Let's talk Storm. I played the deck at the Pro Tour, and have been very impressed with it. Let me say I was not a Storm player until very recently, so don't be afraid to pick up and try a strategy like this even if you are unfamiliar with the deck! The trickiest card in the deck is Gifts Ungiven. Oftentimes you simply want to find a Past in Flames alongside your Rituals and Manamorphose, though other times – especially post-board – you want silver bullets to answer annoying threats the opponent might have.

There are a couple innovations from the typical Storm lists you may be used to. The first is main deck Pyromancer's Ascension. This is a really important one. There are a variety of Modern decks that have a lot of spot removal spells and in those matchups Pyromancer's Ascension becomes your best card. Without a Pyromancer's Ascension or a creature on the battlefield it is very difficult to go off.

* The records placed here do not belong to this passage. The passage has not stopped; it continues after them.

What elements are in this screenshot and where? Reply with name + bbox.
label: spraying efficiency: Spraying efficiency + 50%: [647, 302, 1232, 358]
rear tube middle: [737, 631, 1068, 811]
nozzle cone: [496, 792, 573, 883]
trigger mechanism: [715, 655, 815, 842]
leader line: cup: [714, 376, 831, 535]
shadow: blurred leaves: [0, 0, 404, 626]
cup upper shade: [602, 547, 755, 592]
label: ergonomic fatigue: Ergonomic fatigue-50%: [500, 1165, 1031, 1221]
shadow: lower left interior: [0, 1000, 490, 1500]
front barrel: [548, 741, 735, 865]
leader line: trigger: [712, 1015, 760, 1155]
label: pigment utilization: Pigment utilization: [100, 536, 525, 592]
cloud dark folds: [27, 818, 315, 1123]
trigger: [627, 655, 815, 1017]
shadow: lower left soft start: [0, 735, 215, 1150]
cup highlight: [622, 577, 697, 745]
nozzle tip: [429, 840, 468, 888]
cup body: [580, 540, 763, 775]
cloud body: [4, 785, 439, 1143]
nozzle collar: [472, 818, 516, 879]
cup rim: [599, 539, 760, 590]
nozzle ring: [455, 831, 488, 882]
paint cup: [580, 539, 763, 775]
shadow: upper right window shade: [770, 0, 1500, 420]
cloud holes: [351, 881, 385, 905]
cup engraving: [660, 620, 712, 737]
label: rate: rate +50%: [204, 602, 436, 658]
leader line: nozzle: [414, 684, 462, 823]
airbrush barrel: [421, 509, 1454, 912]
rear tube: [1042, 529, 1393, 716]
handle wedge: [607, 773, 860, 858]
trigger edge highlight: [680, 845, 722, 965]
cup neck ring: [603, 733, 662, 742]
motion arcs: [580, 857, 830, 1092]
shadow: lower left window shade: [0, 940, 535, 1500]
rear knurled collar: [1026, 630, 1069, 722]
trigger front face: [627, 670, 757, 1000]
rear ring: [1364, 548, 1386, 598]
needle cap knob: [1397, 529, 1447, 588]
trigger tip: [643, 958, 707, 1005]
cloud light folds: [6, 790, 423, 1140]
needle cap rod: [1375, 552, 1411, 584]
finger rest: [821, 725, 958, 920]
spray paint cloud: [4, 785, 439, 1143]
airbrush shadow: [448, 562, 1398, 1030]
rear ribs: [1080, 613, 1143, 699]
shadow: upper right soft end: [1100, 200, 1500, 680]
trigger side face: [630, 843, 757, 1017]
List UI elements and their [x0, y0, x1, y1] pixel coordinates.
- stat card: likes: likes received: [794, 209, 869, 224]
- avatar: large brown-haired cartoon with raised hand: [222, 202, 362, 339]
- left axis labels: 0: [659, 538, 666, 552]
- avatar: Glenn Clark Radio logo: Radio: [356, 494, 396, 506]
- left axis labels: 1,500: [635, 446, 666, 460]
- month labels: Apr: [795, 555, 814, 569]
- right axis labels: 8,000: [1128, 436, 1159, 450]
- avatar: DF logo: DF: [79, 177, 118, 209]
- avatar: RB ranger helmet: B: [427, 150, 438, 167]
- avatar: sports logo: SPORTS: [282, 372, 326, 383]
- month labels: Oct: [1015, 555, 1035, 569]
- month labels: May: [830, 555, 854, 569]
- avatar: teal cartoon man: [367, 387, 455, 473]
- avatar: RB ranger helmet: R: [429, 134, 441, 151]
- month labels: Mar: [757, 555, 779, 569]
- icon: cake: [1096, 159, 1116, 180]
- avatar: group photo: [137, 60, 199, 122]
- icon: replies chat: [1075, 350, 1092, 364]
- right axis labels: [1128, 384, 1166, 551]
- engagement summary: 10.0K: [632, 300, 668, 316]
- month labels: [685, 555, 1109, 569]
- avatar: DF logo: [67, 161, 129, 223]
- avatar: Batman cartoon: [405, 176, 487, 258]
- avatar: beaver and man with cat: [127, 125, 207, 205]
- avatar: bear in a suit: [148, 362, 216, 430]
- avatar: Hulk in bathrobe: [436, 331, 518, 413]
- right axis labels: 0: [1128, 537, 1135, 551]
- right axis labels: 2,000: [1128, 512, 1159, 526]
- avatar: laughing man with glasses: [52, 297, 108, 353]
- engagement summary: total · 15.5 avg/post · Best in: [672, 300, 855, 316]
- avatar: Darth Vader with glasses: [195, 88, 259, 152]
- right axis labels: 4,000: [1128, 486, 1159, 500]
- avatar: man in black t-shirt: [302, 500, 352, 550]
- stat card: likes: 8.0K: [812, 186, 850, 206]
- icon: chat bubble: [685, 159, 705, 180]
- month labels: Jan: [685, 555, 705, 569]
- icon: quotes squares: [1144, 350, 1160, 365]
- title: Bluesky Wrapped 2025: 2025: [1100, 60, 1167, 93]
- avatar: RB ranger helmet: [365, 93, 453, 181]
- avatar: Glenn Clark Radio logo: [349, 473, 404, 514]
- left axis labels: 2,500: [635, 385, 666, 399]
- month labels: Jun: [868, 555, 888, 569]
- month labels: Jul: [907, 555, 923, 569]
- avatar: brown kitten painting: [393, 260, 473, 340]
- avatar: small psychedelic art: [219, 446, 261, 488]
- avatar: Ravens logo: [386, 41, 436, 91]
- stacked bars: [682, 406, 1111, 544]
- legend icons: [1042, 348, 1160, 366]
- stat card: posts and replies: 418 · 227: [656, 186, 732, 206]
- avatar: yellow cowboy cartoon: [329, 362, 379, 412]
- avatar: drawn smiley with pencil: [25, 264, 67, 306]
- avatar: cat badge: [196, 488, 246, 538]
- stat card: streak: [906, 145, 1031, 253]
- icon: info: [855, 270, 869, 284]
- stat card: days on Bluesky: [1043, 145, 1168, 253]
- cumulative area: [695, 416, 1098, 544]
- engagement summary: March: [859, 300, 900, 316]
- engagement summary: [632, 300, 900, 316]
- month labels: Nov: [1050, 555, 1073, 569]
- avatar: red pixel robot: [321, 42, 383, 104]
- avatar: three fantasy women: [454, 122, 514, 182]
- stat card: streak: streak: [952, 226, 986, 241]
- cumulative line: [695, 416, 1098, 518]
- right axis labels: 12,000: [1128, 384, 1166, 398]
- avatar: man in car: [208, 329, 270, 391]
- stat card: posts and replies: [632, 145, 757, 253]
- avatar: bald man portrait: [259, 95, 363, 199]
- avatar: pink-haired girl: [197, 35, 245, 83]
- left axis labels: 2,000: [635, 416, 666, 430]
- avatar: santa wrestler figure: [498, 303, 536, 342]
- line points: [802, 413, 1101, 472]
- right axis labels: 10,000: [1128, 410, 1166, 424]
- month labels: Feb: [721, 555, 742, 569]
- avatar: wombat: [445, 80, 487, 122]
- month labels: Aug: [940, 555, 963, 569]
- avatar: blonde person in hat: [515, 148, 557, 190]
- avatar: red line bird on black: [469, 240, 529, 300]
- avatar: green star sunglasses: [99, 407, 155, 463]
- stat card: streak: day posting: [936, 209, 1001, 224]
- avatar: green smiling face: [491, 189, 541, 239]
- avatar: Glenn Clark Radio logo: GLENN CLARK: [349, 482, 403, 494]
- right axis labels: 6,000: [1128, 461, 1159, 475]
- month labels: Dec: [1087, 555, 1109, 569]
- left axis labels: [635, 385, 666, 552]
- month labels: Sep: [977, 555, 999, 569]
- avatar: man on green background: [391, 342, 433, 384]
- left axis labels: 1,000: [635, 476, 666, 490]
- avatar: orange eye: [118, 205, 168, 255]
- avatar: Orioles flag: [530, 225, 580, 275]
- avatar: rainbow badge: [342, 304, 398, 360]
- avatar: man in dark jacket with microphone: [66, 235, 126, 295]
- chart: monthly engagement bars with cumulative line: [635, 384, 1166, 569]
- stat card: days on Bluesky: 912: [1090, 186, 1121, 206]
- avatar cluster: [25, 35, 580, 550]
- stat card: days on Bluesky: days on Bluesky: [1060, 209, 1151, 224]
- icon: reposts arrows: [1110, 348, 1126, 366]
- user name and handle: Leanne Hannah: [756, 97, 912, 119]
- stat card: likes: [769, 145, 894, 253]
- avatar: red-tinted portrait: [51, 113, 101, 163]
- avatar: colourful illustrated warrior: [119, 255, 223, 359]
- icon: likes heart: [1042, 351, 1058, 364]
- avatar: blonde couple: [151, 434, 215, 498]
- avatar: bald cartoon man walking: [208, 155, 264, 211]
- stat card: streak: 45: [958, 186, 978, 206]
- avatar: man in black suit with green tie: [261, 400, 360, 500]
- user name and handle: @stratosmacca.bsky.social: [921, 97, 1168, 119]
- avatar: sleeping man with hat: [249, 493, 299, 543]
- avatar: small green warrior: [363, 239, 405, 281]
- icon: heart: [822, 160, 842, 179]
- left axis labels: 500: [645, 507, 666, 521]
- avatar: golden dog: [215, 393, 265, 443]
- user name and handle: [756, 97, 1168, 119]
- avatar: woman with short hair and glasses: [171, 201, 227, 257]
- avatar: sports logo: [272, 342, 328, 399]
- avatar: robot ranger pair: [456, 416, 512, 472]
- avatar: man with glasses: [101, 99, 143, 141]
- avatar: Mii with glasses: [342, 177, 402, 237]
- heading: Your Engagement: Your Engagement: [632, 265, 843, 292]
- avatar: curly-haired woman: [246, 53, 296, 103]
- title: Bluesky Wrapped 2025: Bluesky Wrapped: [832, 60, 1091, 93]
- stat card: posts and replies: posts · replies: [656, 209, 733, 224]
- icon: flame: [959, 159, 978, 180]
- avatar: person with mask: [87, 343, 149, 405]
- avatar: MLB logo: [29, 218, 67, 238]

The other major changes come when looking at the sideboard. We completely cut Pieces of the Puzzle, a card Storm decks had pretty much universally been playing. While the card can be good against some of your grindier matchups, we ultimately deemed it to be unnecessary. With the addition of four Opt and 12 total cantrips it is pretty easy to go through your deck and find specific cards. By cutting Pieces of the Puzzle we were able to dedicate more of our sideboard to fight Humans, one of the tougher game one matchups.

This choice ended up paying off as Humans was the most popular deck, and our version actually has a decent matchup against that deck because of the changes we made. Grim Lavamancer might be the single best card in the format to fight Humans, as it is very difficult to answer and deals with almost all the creatures the Humans player has. It is especially strong when paired with other spot removal spells to deal with the three-toughness creatures. The plan after sideboard is not to combo off quickly, but to actually grind our Humans opponents out.

The single most important sideboard card though hasn't changed and isn't for the Humans matchup. I am referring to Empty the Warrens. It allows you to largely ignore opposing hate cards and fight on a different axis. There are a surprising amount of decks that are left unprepared to deal with a host of Goblins after sideboard.

The matches played here are a small sample size, and we faced some decks I wouldn't expect to play against in a typical Modern tournament. That's Modern though, there really are a ton of different strategies in the format. We ended up losing to Naya Zoo and the White-Black Rally deck, and I don't feel confident in how I was initially approaching those matchups. That is the advantage of playing decks like that – there is a big element of surprise. Stain the Mind is a card I wasn't even thinking about but won the game for our opponent.

Moving forward I expect to see much more of Storm. Initially when Damping Sphere was printed many players dropped Storm because of how clearly problematic that particular card is. Now that we have actually tested Storm against decks with Damping Sphere, it is actually very beatable. Abrade is one of the best answers in the Storm deck, and many of the Damping Sphere decks happen to be good matchups in game one.